Bloqués dans le chômage

Expliquer la différence entre un chômeur et demandeur d’emploi n’est pas facile. Parfois, il est nécessaire de raisonner par l’absurde pour le démontrer. C’est ce que je vais faire avec un exemple de la pop culture.

Tout d’abord un rappel des définitions est nécessaire. 

Un chômeur au sens du BIT est une personne en âge de travailler (15 ans ou plus) qui est sans emploi, disponible pour prendre un emploi dans les 15 jours et a activement cherché un emploi dans le mois précédent ou en a trouvé un qui commence dans moins de trois mois. 

La Dares et Pôle emploi comptabilisent les personnes inscrites comme demandeurs d’emploi à Pôle emploi. Parmi les cinq catégories d’inscrits (A, B, C, D, E), la catégorie A regroupe les personnes tenues d’effectuer des actes positifs de recherche d’emploi et sans emploi au cours du mois. 

Orel et Gringe dans la série Bloqués cristallisent les clichés qu’on peut avoir sur les personnes sans emploi : ils sont jeunes, ils sont en galère d’argent, ils glandent sur leur canap’ devant la télé, ils n’ont pas de valeur travail et sont mous voire je-m’en-foutiste. Quelle est alors la meilleure définition pour qualifier les casseurs flowters par rapport au chômage. 

1. Déjà je pense qu’on peut écarter le fait qu’ils soient inscrits à Pôle emploi, car dans la série, ils ne font jamais référence à cette organisation ou disent qu’ils touchent des allocations chômage. Ce qui est possible, car les personnages sont de jeunes adultes qui n’ont sûrement pas travaillés suffisamment pour ouvrir des droits à l’Assurance chômage. Il faut avoir travaillé au moins 6 mois dans les 2 ans, ce qui ne semble pas être leur situation car nous ne les voyons jamais quitter leur studio.
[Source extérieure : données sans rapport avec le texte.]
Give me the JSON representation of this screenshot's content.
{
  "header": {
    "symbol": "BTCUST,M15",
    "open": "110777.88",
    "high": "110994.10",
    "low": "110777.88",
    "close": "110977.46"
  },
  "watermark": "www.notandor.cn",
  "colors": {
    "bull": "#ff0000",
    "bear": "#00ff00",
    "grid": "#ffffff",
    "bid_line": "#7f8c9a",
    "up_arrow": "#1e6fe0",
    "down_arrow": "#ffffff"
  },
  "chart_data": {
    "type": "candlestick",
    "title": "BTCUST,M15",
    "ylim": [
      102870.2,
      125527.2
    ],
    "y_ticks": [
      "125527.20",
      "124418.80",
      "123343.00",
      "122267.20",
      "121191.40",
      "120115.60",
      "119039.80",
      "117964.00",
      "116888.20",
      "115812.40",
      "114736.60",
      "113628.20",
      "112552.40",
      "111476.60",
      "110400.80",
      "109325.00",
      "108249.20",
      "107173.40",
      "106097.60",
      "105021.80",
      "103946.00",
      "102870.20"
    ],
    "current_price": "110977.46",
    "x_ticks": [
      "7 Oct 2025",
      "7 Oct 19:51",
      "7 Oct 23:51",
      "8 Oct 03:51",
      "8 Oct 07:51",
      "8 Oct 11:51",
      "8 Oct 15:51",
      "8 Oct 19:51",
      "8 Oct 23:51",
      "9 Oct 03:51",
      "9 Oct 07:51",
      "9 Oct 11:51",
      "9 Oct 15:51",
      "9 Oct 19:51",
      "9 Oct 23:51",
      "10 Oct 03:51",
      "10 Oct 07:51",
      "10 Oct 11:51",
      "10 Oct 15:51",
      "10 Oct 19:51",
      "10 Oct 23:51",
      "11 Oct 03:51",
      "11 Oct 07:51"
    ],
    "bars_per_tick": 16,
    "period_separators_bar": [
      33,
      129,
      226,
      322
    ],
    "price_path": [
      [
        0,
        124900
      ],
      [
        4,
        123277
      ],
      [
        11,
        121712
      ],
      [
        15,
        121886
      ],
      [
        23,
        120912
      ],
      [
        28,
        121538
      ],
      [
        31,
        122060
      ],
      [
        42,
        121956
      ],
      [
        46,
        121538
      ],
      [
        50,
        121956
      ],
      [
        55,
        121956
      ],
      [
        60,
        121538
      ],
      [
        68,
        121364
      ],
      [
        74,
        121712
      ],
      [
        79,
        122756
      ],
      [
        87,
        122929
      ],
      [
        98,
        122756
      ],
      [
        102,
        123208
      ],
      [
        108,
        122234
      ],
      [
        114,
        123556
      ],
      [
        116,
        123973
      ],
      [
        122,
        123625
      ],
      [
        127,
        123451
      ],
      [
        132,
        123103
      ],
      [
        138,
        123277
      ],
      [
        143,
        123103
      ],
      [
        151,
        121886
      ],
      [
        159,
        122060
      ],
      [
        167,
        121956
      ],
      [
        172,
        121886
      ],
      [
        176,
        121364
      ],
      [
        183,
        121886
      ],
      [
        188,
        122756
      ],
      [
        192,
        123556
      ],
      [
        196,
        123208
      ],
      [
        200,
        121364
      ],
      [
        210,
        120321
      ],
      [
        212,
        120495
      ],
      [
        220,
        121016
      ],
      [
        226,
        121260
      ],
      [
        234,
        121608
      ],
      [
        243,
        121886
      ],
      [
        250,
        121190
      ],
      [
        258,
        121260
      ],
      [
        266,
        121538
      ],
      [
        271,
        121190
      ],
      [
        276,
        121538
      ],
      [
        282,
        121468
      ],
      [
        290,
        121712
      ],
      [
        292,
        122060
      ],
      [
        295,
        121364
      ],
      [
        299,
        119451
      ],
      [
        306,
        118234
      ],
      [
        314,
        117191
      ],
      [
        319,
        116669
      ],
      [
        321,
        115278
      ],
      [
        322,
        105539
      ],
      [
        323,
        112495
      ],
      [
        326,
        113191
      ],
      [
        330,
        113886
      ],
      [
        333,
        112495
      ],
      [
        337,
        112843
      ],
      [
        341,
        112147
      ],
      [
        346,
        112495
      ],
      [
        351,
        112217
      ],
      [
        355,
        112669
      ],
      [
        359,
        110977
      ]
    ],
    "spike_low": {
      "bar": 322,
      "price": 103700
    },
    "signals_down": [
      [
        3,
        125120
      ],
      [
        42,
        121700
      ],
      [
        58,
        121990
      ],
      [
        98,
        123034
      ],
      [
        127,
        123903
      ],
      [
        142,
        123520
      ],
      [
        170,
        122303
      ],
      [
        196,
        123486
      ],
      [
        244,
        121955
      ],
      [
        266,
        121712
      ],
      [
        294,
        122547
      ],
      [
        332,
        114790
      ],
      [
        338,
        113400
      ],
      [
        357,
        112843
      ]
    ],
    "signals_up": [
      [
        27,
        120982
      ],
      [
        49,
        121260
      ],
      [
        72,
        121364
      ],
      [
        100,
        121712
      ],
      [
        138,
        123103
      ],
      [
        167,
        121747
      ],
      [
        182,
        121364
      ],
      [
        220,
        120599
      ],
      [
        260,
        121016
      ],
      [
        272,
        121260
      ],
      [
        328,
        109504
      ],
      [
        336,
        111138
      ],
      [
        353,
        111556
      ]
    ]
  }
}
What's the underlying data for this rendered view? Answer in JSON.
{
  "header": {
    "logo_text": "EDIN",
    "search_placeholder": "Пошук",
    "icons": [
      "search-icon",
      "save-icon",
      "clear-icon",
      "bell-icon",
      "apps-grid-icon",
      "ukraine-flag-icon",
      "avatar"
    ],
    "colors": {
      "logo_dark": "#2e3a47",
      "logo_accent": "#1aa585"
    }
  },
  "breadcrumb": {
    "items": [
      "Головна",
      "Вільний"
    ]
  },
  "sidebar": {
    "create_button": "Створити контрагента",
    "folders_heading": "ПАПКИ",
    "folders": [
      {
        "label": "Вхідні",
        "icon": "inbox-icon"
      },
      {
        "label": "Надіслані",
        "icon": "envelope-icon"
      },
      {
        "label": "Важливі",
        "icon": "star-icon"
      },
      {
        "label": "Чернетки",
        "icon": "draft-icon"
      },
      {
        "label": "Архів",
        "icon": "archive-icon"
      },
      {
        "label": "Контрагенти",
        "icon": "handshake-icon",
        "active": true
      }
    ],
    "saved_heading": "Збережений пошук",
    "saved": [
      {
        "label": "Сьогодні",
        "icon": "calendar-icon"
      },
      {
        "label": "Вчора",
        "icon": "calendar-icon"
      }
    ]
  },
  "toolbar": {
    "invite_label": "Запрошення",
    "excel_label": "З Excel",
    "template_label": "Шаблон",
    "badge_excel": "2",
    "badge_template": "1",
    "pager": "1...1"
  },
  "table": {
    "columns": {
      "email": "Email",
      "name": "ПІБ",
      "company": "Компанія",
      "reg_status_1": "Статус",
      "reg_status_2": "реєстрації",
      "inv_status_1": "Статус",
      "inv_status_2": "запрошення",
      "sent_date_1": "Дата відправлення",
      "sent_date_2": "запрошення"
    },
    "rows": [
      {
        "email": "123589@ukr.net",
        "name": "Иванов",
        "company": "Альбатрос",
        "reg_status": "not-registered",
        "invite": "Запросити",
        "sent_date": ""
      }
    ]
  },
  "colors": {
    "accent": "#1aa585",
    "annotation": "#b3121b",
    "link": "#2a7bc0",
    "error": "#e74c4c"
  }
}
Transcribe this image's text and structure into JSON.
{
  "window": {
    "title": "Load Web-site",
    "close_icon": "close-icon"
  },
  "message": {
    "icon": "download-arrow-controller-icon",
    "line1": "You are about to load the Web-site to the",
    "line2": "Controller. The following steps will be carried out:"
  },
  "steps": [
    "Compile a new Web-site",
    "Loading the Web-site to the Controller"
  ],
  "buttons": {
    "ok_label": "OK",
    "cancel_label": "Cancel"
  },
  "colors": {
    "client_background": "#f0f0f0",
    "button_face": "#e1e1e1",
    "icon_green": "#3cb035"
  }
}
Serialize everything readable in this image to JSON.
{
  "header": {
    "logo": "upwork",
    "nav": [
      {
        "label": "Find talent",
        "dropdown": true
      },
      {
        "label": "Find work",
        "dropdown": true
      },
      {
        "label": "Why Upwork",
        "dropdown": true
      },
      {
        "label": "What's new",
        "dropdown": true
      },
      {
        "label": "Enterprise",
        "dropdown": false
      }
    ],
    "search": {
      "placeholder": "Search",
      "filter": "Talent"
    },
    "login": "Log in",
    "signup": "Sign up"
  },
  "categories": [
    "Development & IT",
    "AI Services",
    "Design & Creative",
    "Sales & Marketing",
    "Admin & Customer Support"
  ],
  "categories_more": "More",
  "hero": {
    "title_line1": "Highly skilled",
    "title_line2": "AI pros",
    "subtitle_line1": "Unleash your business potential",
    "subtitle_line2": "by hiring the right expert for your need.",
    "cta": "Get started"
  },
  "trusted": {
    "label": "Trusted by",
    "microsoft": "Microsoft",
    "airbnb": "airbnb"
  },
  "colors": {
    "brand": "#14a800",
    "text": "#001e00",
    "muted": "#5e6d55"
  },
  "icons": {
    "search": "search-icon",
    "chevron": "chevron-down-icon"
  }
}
Autre possibilité, ils ont une phobie administrative ou ne connaissent pas leurs droits et n’ont pas fait les démarches d’inscription à Pôle emploi. Là aussi entre 25 et 50% des personnes éligibles à l’Assurance chômage ne demandent pas d’indemnités. Donc, Orel et Gringe seraient des chômeurs au sens du BIT ? 

2. Non, ce n’est pas sûr non plus. L’énergie qu’ils démontrent semble indiquer que les efforts qu’ils font pour trouver un emploi ne sont pas suffisants pour les considérer comme des actifs. En outre, on sait dans un des épisodes, qu’ils enchaînent les petits boulots donc ils ne sont pas disponibles pour prendre un nouvel emploi ou sont sur le point d’en commencer un nouveau. Près de la moitié des allocataires de l’Assurance chômage travaillent, ne serait-ce que quelques heures dans le mois. Ce qui est sûr, c’est que ce sont des contrats courts qui ne doivent pas leur permettre de cumuler 6 mois de travail en 2 ans, et en plus on sait qu’ils démissionnent de leurs jobs, donc ils ne remplissent pas la situation de chômage involontaire pour ouvrir les droits. Donc, ils ne sont ni demandeurs d’emploi, ni chômeurs alors que sont-ils ? 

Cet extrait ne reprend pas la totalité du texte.